# Daily Coding Challenge #30

This is a series of Daily Coding Challenge. Each day I show a few solutions written in C++. The questions are from coding practice/contest sites such as HackerRank, LeetCode, Codeforces, Atcoder and etc.

``````/*
LeetCode - Burst Balloons

Given n balloons, indexed from 0 to n-1. Each balloon is painted with a number on it represented by array nums. You are asked to burst all the balloons. If the you burst balloon i you will get nums[left] * nums[i] * nums[right] coins. Here left and right are adjacent indices of i. After the burst, the left and right then becomes adjacent.

Find the maximum coins you can collect by bursting the balloons wisely.

Note:

You may imagine nums[-1] = nums[n] = 1. They are not real therefore you can not burst them.
0 ≤ n ≤ 500, 0 ≤ nums[i] ≤ 100
Example:

Input: [3,1,5,8]
Output: 167
Explanation: nums = [3,1,5,8] --> [3,5,8] -->   [3,8]   -->    --> []
coins =  3*1*5      +  3*5*8    +  1*3*8      + 1*8*1   = 167
*/

class Solution {
public:
int maxCoins(vector<int>& nums) {
int n = (int)nums.size();
vector<vector<int>> dp(n+1, vector<int>(n+1,-1));
vector<int> nums1(n+2,1);
for(int i=0;i<n;i++){
// 1,nums,nums,..,nums[n-1],1
nums1[i+1]=nums[i];
}
return f(nums1,dp,1,n);
}
private:
int f(vector<int>& nums, vector<vector<int>>& dp, int left, int right){
if(left>right) return 0;
if(dp[left][right]!=-1) return dp[left][right];
for(int k=left;k<=right; k++){
dp[left][right] = max(
dp[left][right],
// left part: from starting point to the burst point - 1
f(nums,dp,left,k-1) +
// middle part: e.g. k=1: 1*nums*1 bc balloons from [left,k-1] and from [k+1,end] are bursted
nums[left-1]*nums[k]*nums[right+1] +
// right part: from the burst point + 1 to the end
f(nums,dp,k+1,right)
);
}
return dp[left][right];
}
};
``````

``````/*
LeetCode - Plus One

Given a non-empty array of digits representing a non-negative integer, plus one to the integer.

The digits are stored such that the most significant digit is at the head of the list, and each element in the array contain a single digit.

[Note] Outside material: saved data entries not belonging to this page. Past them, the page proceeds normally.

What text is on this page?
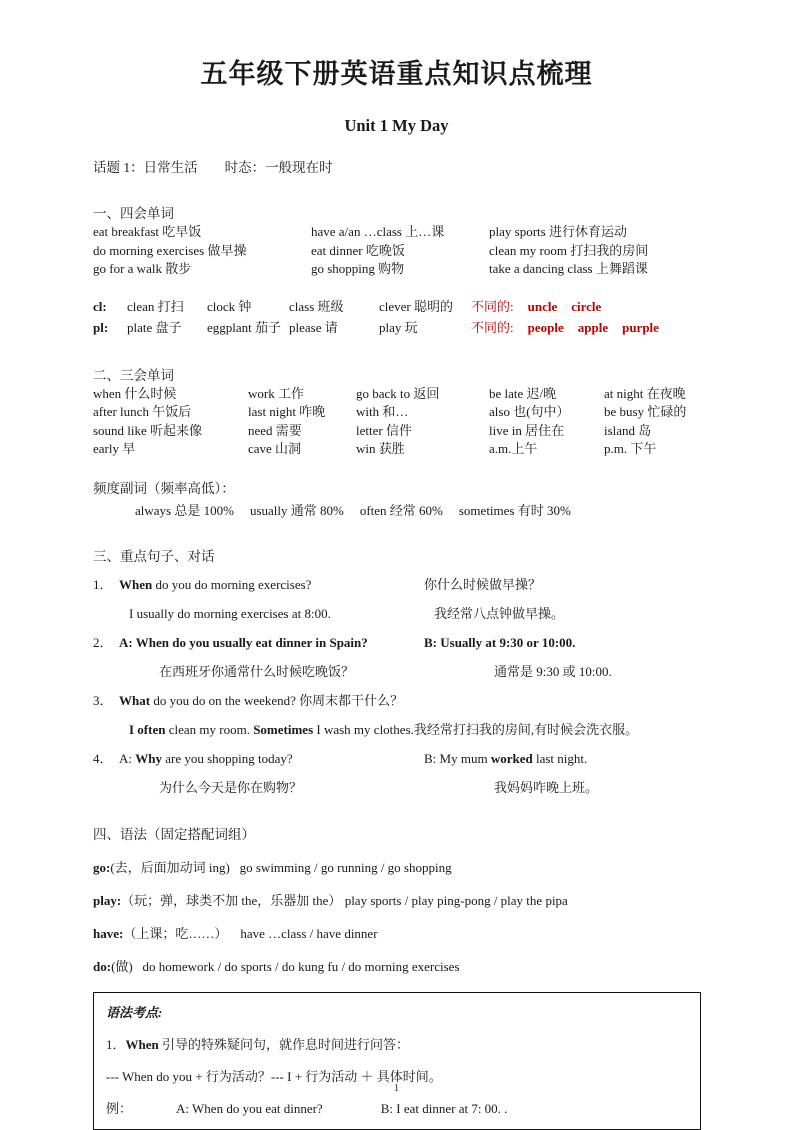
五年级下册英语重点知识点梳理
Unit 1 My Day
话题 1：日常生活        时态：一般现在时
一、四会单词
eat breakfast 吃早饭	have a/an …class 上…课	play sports 进行休育运动
do morning exercises 做早操	eat dinner 吃晚饭	clean my room 打扫我的房间
go for a walk 散步	go shopping 购物	take a dancing class 上舞蹈课
cl:	clean 打扫	clock 钟	class 班级	clever 聪明的	不同的: uncle circle
pl:	plate 盘子	eggplant 茄子 please 请	play 玩	不同的: people apple purple
二、三会单词
when 什么时候	work 工作	go back to 返回	be late 迟/晚	at night 在夜晚
after lunch 午饭后	last night 咋晚	with 和…	also 也(句中）	be busy 忙碌的
sound like 听起来像	need 需要	letter 信件	live in 居住在	island 岛
early 早	cave 山洞	win 获胜	a.m.上午	p.m. 下午
频度副词（频率高低）：
always 总是 100% usually 通常 80% often 经常 60% sometimes 有时 30%
三、重点句子、对话
1． When do you do morning exercises?	你什么时候做早操？
I usually do morning exercises at 8:00.	我经常八点钟做早操。
2． A: When do you usually eat dinner in Spain?	B: Usually at 9:30 or 10:00.
在西班牙你通常什么时候吃晚饭？	通常是 9:30 或 10:00.
3． What do you do on the weekend? 你周末都干什么？
I often clean my room. Sometimes I wash my clothes.我经常打扫我的房间,有时候会洗衣服。
4． A: Why are you shopping today?	B: My mum worked last night.
为什么今天是你在购物？	我妈妈咋晚上班。
四、语法（固定搭配词组）
go:(去，后面加动词 ing) go swimming / go running / go shopping
play:（玩；弹，球类不加 the，乐器加 the） play sports / play ping-pong / play the pipa
have:（上课；吃……） have …class / have dinner
do:(做) do homework / do sports / do kung fu / do morning exercises
语法考点:
1．When 引导的特殊疑问句，就作息时间进行问答：
--- When do you + 行为活动？--- I + 行为活动 ＋ 具体时间。
例：	A: When do you eat dinner?	B: I eat dinner at 7: 00. .
1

You may assume the integer does not contain any leading zero, except the number 0 itself.

Example 1:

Input: [1,2,3]
Output: [1,2,4]
Explanation: The array represents the integer 123.
Example 2:

Input: [4,3,2,1]
Output: [4,3,2,2]
Explanation: The array represents the integer 4321.
*/

class Solution {
public:
vector<int> plusOne(vector<int>& d) {
int n=(int)d.size();
int c=1;
for(int i=n-1;i>=0;i--){
if(d[i]!=9){
// add 1 to value at the current index
d[i]+=1;
return d;
}

if(i==0&&d[i]==9) {
// reach the end
// [9,9,9] -> [1,0,0,0]
d[i]=0;
d.insert(d.begin(),1);
} else {
// make it zero
d[i]=0;
}
}
return d;
}
};
``````

``````/*
LeetCode - Search Insert Position

Given a sorted array and a target value, return the index if the target is found. If not, return the index where it would be if it were inserted in order.

You may assume no duplicates in the array.

Example 1:

Input: [1,3,5,6], 5
Output: 2
Example 2:

Input: [1,3,5,6], 2
Output: 1
Example 3:

Input: [1,3,5,6], 7
Output: 4
Example 4:

Input: [1,3,5,6], 0
Output: 0

*/

class Solution {
public:
int searchInsert(vector<int>& nums, int target) {
// use lower_bound to find out the first element which has a value not less than target
// -nums.begin() to convert it back to int
return lower_bound(nums.begin(),nums.end(),target)-nums.begin();
}
};
``````

The source code is available in corresponding repo below. Star and watch for timely updates!

## wingkwong / atcoder

### Discussion  Anup Aglawe

Nice set of questions.
I was wondering that in the balloons questions, ( or in general ) how do we figure out that greedy doesn't work?
Haven't put much effort though, but my first thoughts were to burst smallest weight balloon and so on.